I have a laptop with a wired Ethernet adapter and no wireless card (I have a
wireless card, but this problem occurs when there is no network connection,
wired or wireless).  When booting with the Ethernet cable disconnected, booting
is intolerably slow.  (In particular, it hangs for a very long time for most
network operations, particularly sendmail startup, but also in many other places).

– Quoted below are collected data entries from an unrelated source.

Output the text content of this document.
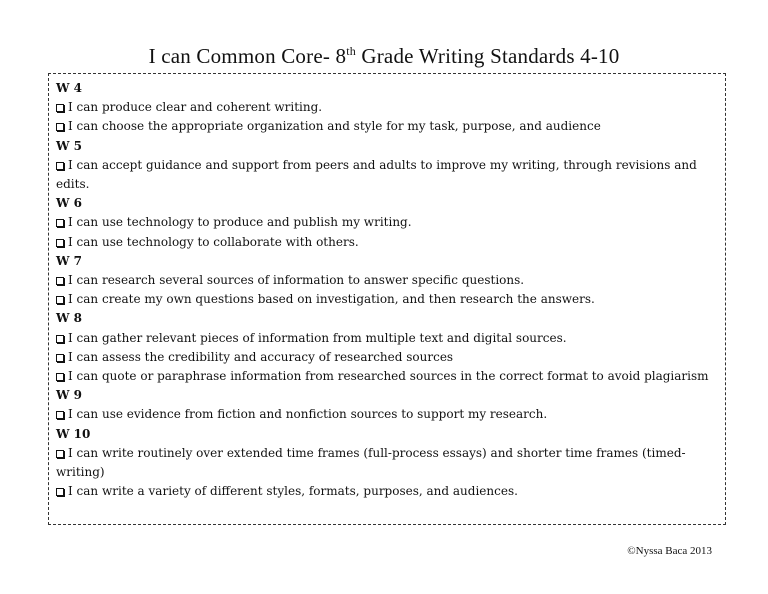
I can Common Core- 8th Grade Writing Standards 4-10
W 4
I can produce clear and coherent writing.
I can choose the appropriate organization and style for my task, purpose, and audience
W 5
I can accept guidance and support from peers and adults to improve my writing, through revisions and edits.
W 6
I can use technology to produce and publish my writing.
I can use technology to collaborate with others.
W 7
I can research several sources of information to answer specific questions.
I can create my own questions based on investigation, and then research the answers.
W 8
I can gather relevant pieces of information from multiple text and digital sources.
I can assess the credibility and accuracy of researched sources
I can quote or paraphrase information from researched sources in the correct format to avoid plagiarism
W 9
I can use evidence from fiction and nonfiction sources to support my research.
W 10
I can write routinely over extended time frames (full-process essays) and shorter time frames (timed-writing)
I can write a variety of different styles, formats, purposes, and audiences.
©Nyssa Baca 2013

This problem doesn't go away until I reconfigure the BIOS so the Ethernet
adapter is invisible to the OS.

Version-Release number of selected component (if applicable):

How reproducible:


Steps to Reproduce:
1. Configure RH9 system with wired Ethernet adapeter.
2. Boot system with no cable attached to Ethernet card
Actual results:

Very very slow boot, hangs in many places, and still slow even after boot.

Expected results:

If the cable is disconnected the system should act the same as if there is no
Ethernet card attached.  At the very least the timeouts should be shorter.

Additional info:

My Ethernet adapter is the one built into the Dell Inspiron 8200, a 3Com 3C5x9 I
Comment 1 Phil Knirsch 2003-06-27 08:12:32 EDT
That is also pretty much to be expected. Simply unplugging your network cable
doesn't disable the networking in Linux so it will try to resolve names, make
connections etc, and without a network connection this will take time to
timeout. Imagine you would have just a bad network connection, you still would
want to the network to operate, right? So the timeouts are there for a good reason.

If you want to disable networking, then do so buy booting in runlevel 2 or by
disabling the interfaces during bootup.